I have a nasty problem here which I have been working at for a while but keep getting rubbish answers.

I have tried using: E = surface charge density/(dielectric constant * Epsilon0 (8.85*10^-12) but I get a dielectric material which has a lower dielectric constant than air.
I really need a formula to relate capacitance to electric field.
Any help would be much appreciated.

Also, the prudent engineer always does a dimensional analysis to see if the units match up... in this case they should indeed equal inverse Farads. (Please note the use of d here is not a differential).

Thanks guys, but I have already tried using E = sigma/kEo and solving this equation gives me a dielectric constant of 0.07 something. d is the separation between plates right? well where am I getting this from, I assume I can just put a random value in here and it should work if i keep it the same.
But I think the problem I am having is the fact that they have equal and opposite charges of 8.9x10^-7, in terms of C=q/v do I just use this as the value of q? because if so shouldnt I beable to put a constant value for v and find out the differences in capacitance and therefore the dielectric constant? and to maverrick, yes I get all that but I do not know how to relate the electric fields, I know that when there is a dielectric inthere that the electric field is increased by a factor of k.

Im sure this problem is a lot easier than I am making it out to be but I just dont see it.

(by the way, how do you make the formulae look cool like that)

whenever I try to calulate the electric field of the capacitor without a dielectric, I get a value which is less than the electric field of the capacitor with a dielectric and this is impossible.

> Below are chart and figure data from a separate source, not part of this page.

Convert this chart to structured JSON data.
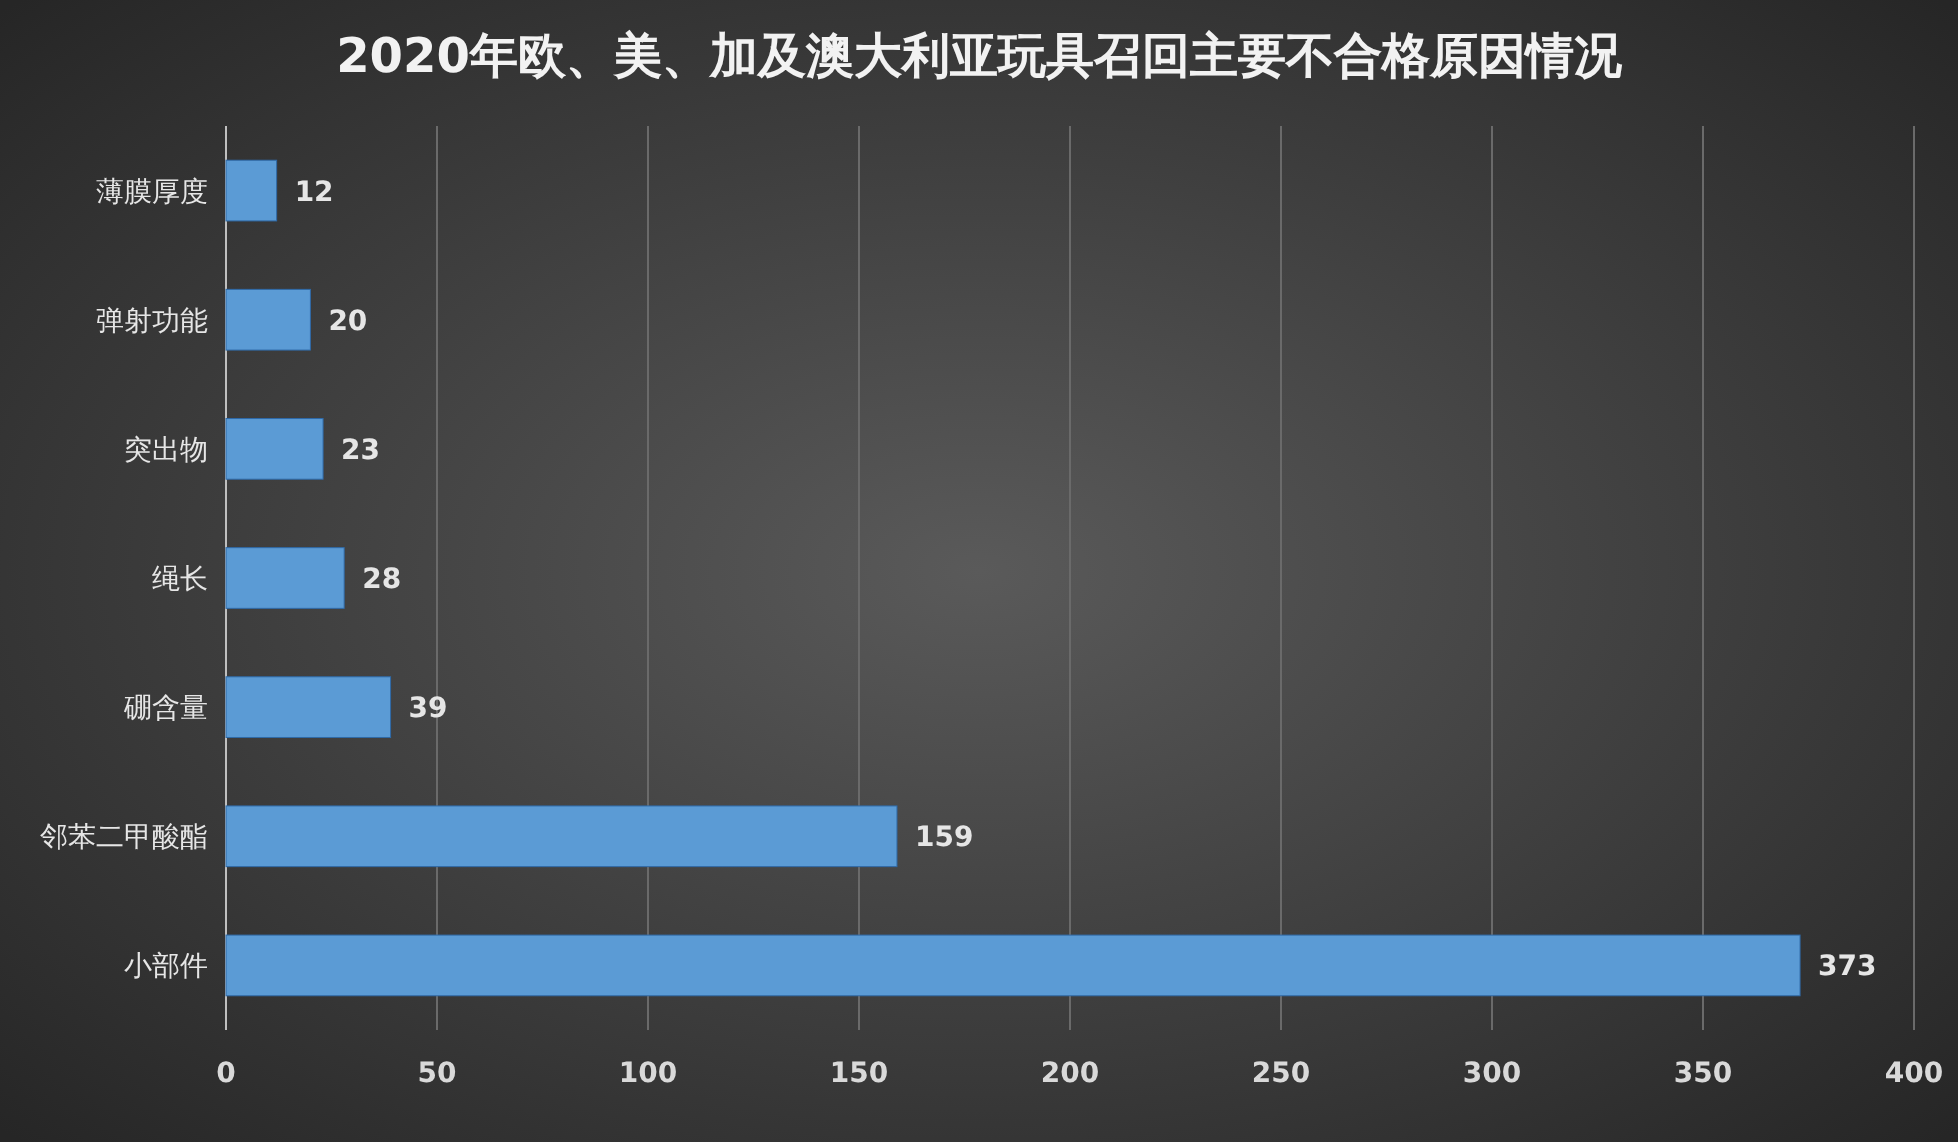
{
  "chart_data": {
    "type": "bar",
    "orientation": "horizontal",
    "title": "2020年欧、美、加及澳大利亚玩具召回主要不合格原因情况",
    "categories": [
      "薄膜厚度",
      "弹射功能",
      "突出物",
      "绳长",
      "硼含量",
      "邻苯二甲酸酯",
      "小部件"
    ],
    "values": [
      12,
      20,
      23,
      28,
      39,
      159,
      373
    ],
    "color": "#5b9bd5",
    "xlim": [
      0,
      400
    ],
    "xticks": [
      0,
      50,
      100,
      150,
      200,
      250,
      300,
      350,
      400
    ],
    "grid": "x",
    "data_labels": true
  }
}
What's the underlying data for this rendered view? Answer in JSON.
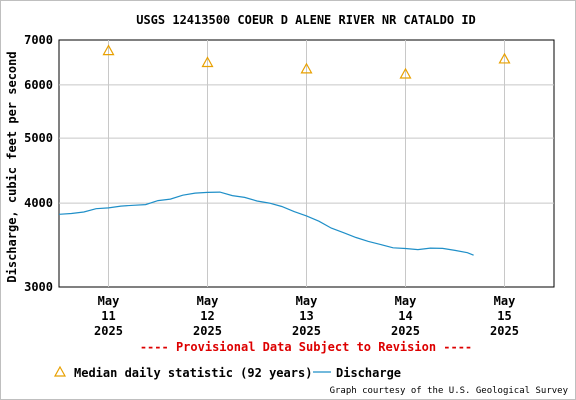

and this is using E=q(enc)/Eo (gauss's law) or E=q(enc)/EoA (which concidently ends up the same equation as gauss's law) and using these values ofcourse gives me an unfeasible dielectric constant of 0.0718

right--- there's no case where [tex]\kappa_e > 1 [/tex]

Hmm this is quite puzzling.

I have been looking thru my Resnick and Halliday physics text and am not able to find a single example problem where they do NOT give you the distance between the air gap capacitor.

You wouldnt have to double it... that much I know.

Thats like saying the previous cases you suggested would mean only one of the plates is charged and the other has a net charge of zero. But we know that this wouldnt be the case.

I have the same textbook as you (6th edition). The problem is definatly correct and there is no extra information. This problem is a repeat from the last assignment I had, I guess too many people got it wrong.

[tex]E= q/ \epsilon_0 [/tex] use this to find the electric field of the capacitor, subtract from this the electric field given in the problem to find the electric field due to the induced charges on the dielectric which opposes the capacitor electric field. you'll need to use the proper formula to find solve the rest, if you can't find it...well that would be pathetic.

this electric field due to the induce charges is opposite in sign to the capacitor field. Nevertheless we can still reuse gauss' law (the one in latex) to find the induced charge.

Finally I ended up with this equation:
[tex]\kappa=\frac{Q}{Q-\epsilon_{0}AE_D}[/tex]
where [tex]E_D[/tex] denotes the electric field within the diaeletric. Am I right? Btw, what's the answer?